The U.S. Department of Energy on Monday announced three organizations will be awarded about $5 million each to help advance long-duration energy storage projects.
The projects, selected by DOE’s Office of Electricity, address research and development barriers in the domestic energy storage industry and must enable an LDES technology with a pathway to a $0.05/ kWh levelized cost of storage by 2030, the agency said.
The selected projects include a New Lab effort to enable high-capacity zinc utilization through electrode and electrolyte fundamentals; Battery Council International’s “Consortium for Lead Battery Leadership in LDES project;” and CleanTech Strategies’ work to accelerate the development of flow battery technologies.
The projects will address “key technical and non-technical challenges, emphasizing strong collaboration in the zinc, lead, and flow battery industries,” DOE said.
The agency announced the Long Duration Storage Shot challenge in 2021, seeking to reduce the cost of the resources by about 90%. And in 2022, the agency launched a $505 million four-year long-duration storage initiative to lower barriers to grid energy storage and support small-scale, behind-the-meter pilots as well as large utility-scale demonstrations.

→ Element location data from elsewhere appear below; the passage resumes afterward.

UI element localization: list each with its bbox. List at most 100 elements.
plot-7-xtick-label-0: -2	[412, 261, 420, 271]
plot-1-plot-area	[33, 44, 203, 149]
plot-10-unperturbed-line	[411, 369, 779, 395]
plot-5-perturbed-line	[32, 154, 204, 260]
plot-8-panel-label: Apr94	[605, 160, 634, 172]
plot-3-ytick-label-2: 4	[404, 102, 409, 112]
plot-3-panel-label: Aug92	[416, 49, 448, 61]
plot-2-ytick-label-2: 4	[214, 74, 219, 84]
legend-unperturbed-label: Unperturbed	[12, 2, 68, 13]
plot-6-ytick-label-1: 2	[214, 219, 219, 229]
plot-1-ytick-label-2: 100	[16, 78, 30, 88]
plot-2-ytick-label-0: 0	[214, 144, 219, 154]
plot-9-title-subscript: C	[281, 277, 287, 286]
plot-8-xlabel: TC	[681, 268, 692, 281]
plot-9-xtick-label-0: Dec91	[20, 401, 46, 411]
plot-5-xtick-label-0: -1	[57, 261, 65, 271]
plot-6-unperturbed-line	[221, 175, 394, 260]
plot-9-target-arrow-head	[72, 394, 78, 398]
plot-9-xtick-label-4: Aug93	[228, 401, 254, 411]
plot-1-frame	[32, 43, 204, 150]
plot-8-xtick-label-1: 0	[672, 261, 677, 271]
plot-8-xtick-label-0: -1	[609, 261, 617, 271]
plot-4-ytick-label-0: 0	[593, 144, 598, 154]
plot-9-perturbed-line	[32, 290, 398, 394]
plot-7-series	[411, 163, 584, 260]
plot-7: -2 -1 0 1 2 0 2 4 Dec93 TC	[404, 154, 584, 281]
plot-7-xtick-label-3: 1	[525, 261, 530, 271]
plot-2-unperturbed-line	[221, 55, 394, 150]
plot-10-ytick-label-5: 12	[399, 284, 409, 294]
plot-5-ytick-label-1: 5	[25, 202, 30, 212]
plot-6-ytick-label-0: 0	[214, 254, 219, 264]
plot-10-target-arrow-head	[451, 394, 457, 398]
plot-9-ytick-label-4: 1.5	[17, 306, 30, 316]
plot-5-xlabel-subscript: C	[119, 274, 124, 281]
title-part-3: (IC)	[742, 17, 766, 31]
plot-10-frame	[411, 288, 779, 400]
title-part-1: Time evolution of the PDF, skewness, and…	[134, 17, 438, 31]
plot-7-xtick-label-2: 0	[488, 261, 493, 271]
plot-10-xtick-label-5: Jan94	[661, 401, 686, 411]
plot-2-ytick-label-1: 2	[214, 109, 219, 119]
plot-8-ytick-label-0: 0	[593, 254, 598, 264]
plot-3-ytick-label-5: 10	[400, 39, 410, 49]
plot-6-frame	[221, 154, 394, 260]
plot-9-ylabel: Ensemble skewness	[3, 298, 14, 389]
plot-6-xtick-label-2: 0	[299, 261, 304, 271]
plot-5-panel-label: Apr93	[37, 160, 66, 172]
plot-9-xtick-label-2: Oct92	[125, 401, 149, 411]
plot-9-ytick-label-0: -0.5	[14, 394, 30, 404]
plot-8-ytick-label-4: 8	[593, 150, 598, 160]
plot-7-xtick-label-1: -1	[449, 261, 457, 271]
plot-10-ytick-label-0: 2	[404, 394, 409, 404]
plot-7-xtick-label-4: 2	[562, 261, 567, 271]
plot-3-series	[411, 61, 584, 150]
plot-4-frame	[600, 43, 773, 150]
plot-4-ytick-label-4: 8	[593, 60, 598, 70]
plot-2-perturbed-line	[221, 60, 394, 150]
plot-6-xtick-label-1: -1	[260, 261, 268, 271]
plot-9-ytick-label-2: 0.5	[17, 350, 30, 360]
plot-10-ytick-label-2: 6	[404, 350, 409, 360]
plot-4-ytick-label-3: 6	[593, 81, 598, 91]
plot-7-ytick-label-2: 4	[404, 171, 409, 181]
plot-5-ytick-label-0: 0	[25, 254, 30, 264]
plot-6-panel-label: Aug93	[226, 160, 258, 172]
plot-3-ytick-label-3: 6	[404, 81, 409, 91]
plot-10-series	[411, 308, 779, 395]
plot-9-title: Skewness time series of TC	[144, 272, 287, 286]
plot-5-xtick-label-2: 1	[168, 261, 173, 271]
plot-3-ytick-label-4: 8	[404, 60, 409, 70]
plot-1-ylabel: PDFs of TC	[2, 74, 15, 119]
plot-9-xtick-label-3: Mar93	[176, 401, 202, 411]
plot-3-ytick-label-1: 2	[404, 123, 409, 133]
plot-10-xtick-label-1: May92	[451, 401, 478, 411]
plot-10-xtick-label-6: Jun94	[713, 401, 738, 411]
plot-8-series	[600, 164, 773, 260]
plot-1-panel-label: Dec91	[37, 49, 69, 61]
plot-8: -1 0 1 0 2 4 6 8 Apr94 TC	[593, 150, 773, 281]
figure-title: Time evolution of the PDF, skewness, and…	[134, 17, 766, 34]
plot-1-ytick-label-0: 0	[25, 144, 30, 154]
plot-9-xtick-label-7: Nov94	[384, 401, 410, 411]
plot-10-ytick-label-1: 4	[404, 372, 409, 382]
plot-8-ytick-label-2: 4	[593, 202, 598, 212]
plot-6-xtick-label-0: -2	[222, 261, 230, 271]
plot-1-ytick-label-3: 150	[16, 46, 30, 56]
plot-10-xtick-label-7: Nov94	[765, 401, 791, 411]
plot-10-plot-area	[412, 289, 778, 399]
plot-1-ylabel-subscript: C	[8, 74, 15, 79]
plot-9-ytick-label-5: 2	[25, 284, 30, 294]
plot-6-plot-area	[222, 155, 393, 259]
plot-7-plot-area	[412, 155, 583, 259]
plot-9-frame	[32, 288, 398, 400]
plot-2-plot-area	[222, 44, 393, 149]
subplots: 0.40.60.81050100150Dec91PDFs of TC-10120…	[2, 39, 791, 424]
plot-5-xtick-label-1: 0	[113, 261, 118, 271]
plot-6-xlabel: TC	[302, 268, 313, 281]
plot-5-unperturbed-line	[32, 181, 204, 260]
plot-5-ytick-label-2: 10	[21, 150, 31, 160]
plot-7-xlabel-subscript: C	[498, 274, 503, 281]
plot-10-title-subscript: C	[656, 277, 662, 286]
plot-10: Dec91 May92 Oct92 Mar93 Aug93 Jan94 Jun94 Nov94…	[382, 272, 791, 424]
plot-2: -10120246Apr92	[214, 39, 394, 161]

“These funding opportunities help propel the future of energy storage and deliver cost-effective solutions for our nation’s electricity needs” Gene Rodrigues, assistant secretary for electricity, said in a statement. “These consortia will accelerate the race to achieve the Long Duration Storage Shot, fulfilling the promise of next-generation energy storage technologies.”
LDES can play a key role in decarbonization efforts, potentially helping to balance energy consumption and supply across days and seasons, two state reports concluded in February.
The California Independent System Operator could require from 5 GW to 37 GW of long-duration storage by 2045, depending on the retirement of in-state gas resources, the California Energy Commission said. And LDES could provide significant value to Maine’s grid during multi-day stretches of low wind and solar production, the Maine Governor’s Energy Office found.